During the course of the two-day hearing, the Subcommittee will hear from approximately 40 witnesses.
During the past month, the Committee has conducted a series of 16 field hearings and listening sessions around the country to gather similar input from states and local communities.
Following hearings in Washington, work will begin on writing a six-year bill.
The following is the statement of Highways and Transit Subcommittee Chairman John J. Duncan, Jr. (R-TN) from today’s hearing:
“Today [March 29] the Subcommittee is convening a two-day hearing to receive testimony from the transportation community on their ideas for the reauthorization of the federal surface transportation programs.
“This reauthorization of the highway, transit, and highway safety programs will be more challenging than any other in recent memory. Fiscal constraints and calls for Congress to redefine the federal role in surface transportation will require us to consider dramatic changes to these programs.
“One of the key initiatives that the Subcommittee will focus on is streamlining the project delivery process. Time delays and inefficiencies in project delivery not only postpone needed improvements in our Nation’s transportation infrastructure but also result in increases in the cost of projects.

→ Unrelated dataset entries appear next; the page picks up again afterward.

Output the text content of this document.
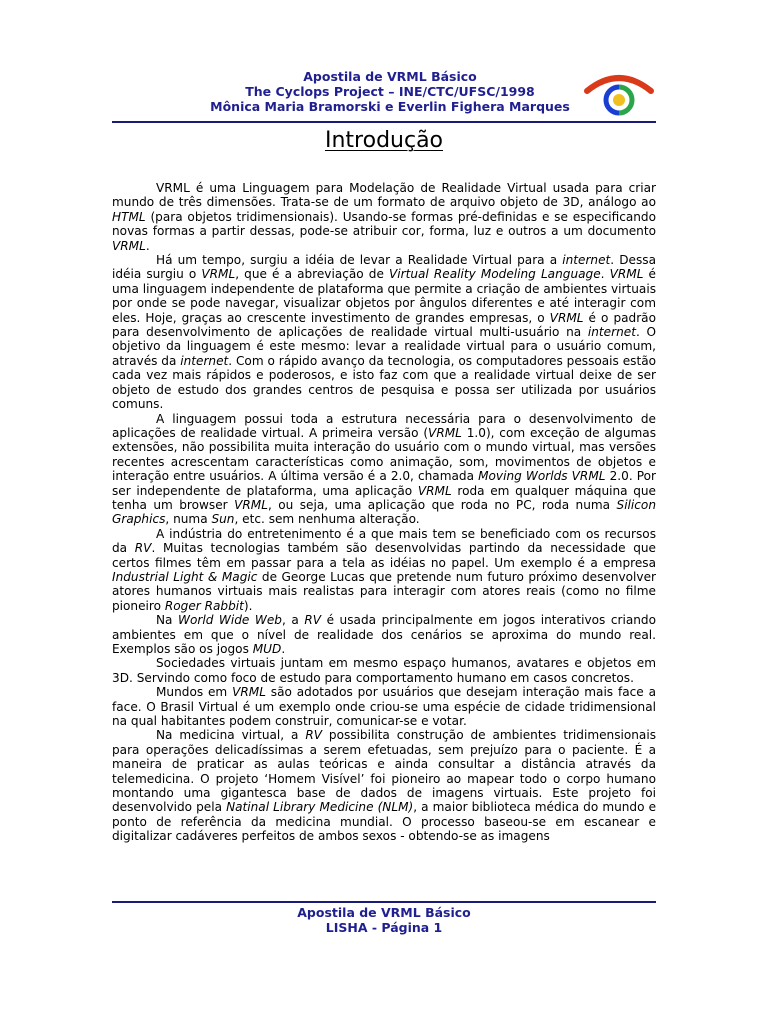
Apostila de VRML Básico
The Cyclops Project – INE/CTC/UFSC/1998
Mônica Maria Bramorski e Everlin Fighera Marques
Introdução

VRML é uma Linguagem para Modelação de Realidade Virtual usada para criar mundo de três dimensões. Trata-se de um formato de arquivo objeto de 3D, análogo ao HTML (para objetos tridimensionais). Usando-se formas pré-definidas e se especificando novas formas a partir dessas, pode-se atribuir cor, forma, luz e outros a um documento VRML.

Há um tempo, surgiu a idéia de levar a Realidade Virtual para a internet. Dessa idéia surgiu o VRML, que é a abreviação de Virtual Reality Modeling Language. VRML é uma linguagem independente de plataforma que permite a criação de ambientes virtuais por onde se pode navegar, visualizar objetos por ângulos diferentes e até interagir com eles. Hoje, graças ao crescente investimento de grandes empresas, o VRML é o padrão para desenvolvimento de aplicações de realidade virtual multi-usuário na internet. O objetivo da linguagem é este mesmo: levar a realidade virtual para o usuário comum, através da internet. Com o rápido avanço da tecnologia, os computadores pessoais estão cada vez mais rápidos e poderosos, e isto faz com que a realidade virtual deixe de ser objeto de estudo dos grandes centros de pesquisa e possa ser utilizada por usuários comuns.

A linguagem possui toda a estrutura necessária para o desenvolvimento de aplicações de realidade virtual. A primeira versão (VRML 1.0), com exceção de algumas extensões, não possibilita muita interação do usuário com o mundo virtual, mas versões recentes acrescentam características como animação, som, movimentos de objetos e interação entre usuários. A última versão é a 2.0, chamada Moving Worlds VRML 2.0. Por ser independente de plataforma, uma aplicação VRML roda em qualquer máquina que tenha um browser VRML, ou seja, uma aplicação que roda no PC, roda numa Silicon Graphics, numa Sun, etc. sem nenhuma alteração.

A indústria do entretenimento é a que mais tem se beneficiado com os recursos da RV. Muitas tecnologias também são desenvolvidas partindo da necessidade que certos filmes têm em passar para a tela as idéias no papel. Um exemplo é a empresa Industrial Light & Magic de George Lucas que pretende num futuro próximo desenvolver atores humanos virtuais mais realistas para interagir com atores reais (como no filme pioneiro Roger Rabbit).

Na World Wide Web, a RV é usada principalmente em jogos interativos criando ambientes em que o nível de realidade dos cenários se aproxima do mundo real. Exemplos são os jogos MUD.

Sociedades virtuais juntam em mesmo espaço humanos, avatares e objetos em 3D. Servindo como foco de estudo para comportamento humano em casos concretos.

Mundos em VRML são adotados por usuários que desejam interação mais face a face. O Brasil Virtual é um exemplo onde criou-se uma espécie de cidade tridimensional na qual habitantes podem construir, comunicar-se e votar.

Na medicina virtual, a RV possibilita construção de ambientes tridimensionais para operações delicadíssimas a serem efetuadas, sem prejuízo para o paciente. É a maneira de praticar as aulas teóricas e ainda consultar a distância através da telemedicina. O projeto ‘Homem Visível’ foi pioneiro ao mapear todo o corpo humano montando uma gigantesca base de dados de imagens virtuais. Este projeto foi desenvolvido pela Natinal Library Medicine (NLM), a maior biblioteca médica do mundo e ponto de referência da medicina mundial. O processo baseou-se em escanear e digitalizar cadáveres perfeitos de ambos sexos - obtendo-se as imagens

Apostila de VRML Básico
LISHA - Página 1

“The Subcommittee will also be looking at innovative financing. Bonding, loan programs and public private partnerships are just some of the innovative financing techniques that the Subcommittee can utilize to leverage the Nation’s limited Highway Trust Fund dollars.
“Additionally, the Subcommittee must take a hard look at the number of federal surface transportation programs. Today, there are more than 100 highway, transit and highway safety programs.